On July 3, Evitt won a Forge Scholarship from the Tau Beta Pi engineering honor society. Students often use the scholarships to trade part-time jobs for more time in the lab, according to Dylan Lane, communications specialist for Tau Beta Pi. "Our goal is to support those who are going to advance the engineering profession," he explained. "We're not just looking at good grades, we're also looking at character and extracurricular activities that involve the community."
Beyond exceptional classroom performance, Evitt spent the past two years working in the Swartz Research Group on engineering new biological pathways that turn bacteria into miniature chemical factories. These techniques may one day allow the production of fertilizer and biofuels at a fraction of the current environmental cost.

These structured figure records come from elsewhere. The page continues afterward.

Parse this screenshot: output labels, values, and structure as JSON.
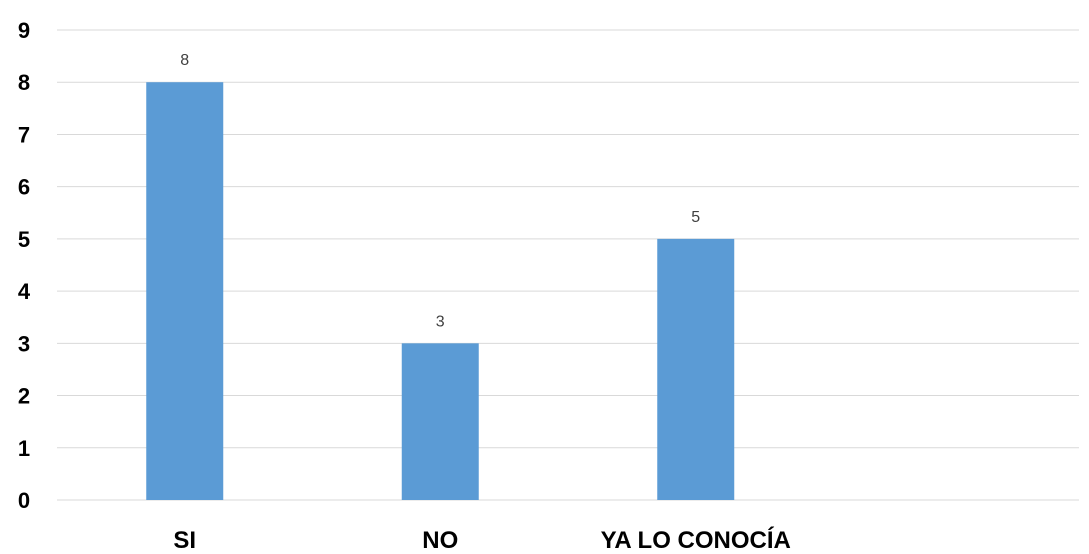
{
  "chart_data": {
    "type": "bar",
    "categories": [
      "SI",
      "NO",
      "YA LO CONOCÍA",
      ""
    ],
    "values": [
      8,
      3,
      5,
      null
    ],
    "title": "",
    "xlabel": "",
    "ylabel": "",
    "ylim": [
      0,
      9
    ],
    "yticks": [
      "0",
      "1",
      "2",
      "3",
      "4",
      "5",
      "6",
      "7",
      "8",
      "9"
    ],
    "data_labels": [
      "8",
      "3",
      "5",
      ""
    ],
    "grid": true,
    "legend": "none",
    "bar_color": "#5b9bd5"
  }
}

Over the past year he's also been part of small team that developed a project-oriented medical bioengineering course for undergraduates that pairs them with a physician and a technical mentor—the first such class at Stanford.
True to the spirit of AAAS, Evitt says he's trying to instill that scientific spark to the next generation of kids. As the local chair for Tau Beta Pi's MindSET program, he helps offer extracurricular science programs to K-12 students in under-resourced areas.
"The goal is to provide more opportunities so that people can discover how much fun learning can be. A lot of people are very interested, but it's hard when the resources aren't there," he said. "Once you develop that curiosity, learning becomes fun and school becomes fun instead of work."
The Forge Scholarship provides an award of $2,000 to support the senior year of study, which Evitt will begin this fall. He plans to apply for graduate school and hopes to pursue an M.D.-Ph.D. degree. No matter where his career takes him, Evitt wants to make science matter.
"You can accumulate as much knowledge as you'd like," he said, "but it won't really do that much do unless you take the time to share it with others, work on communicating it well, and are passionate about improving people's lives."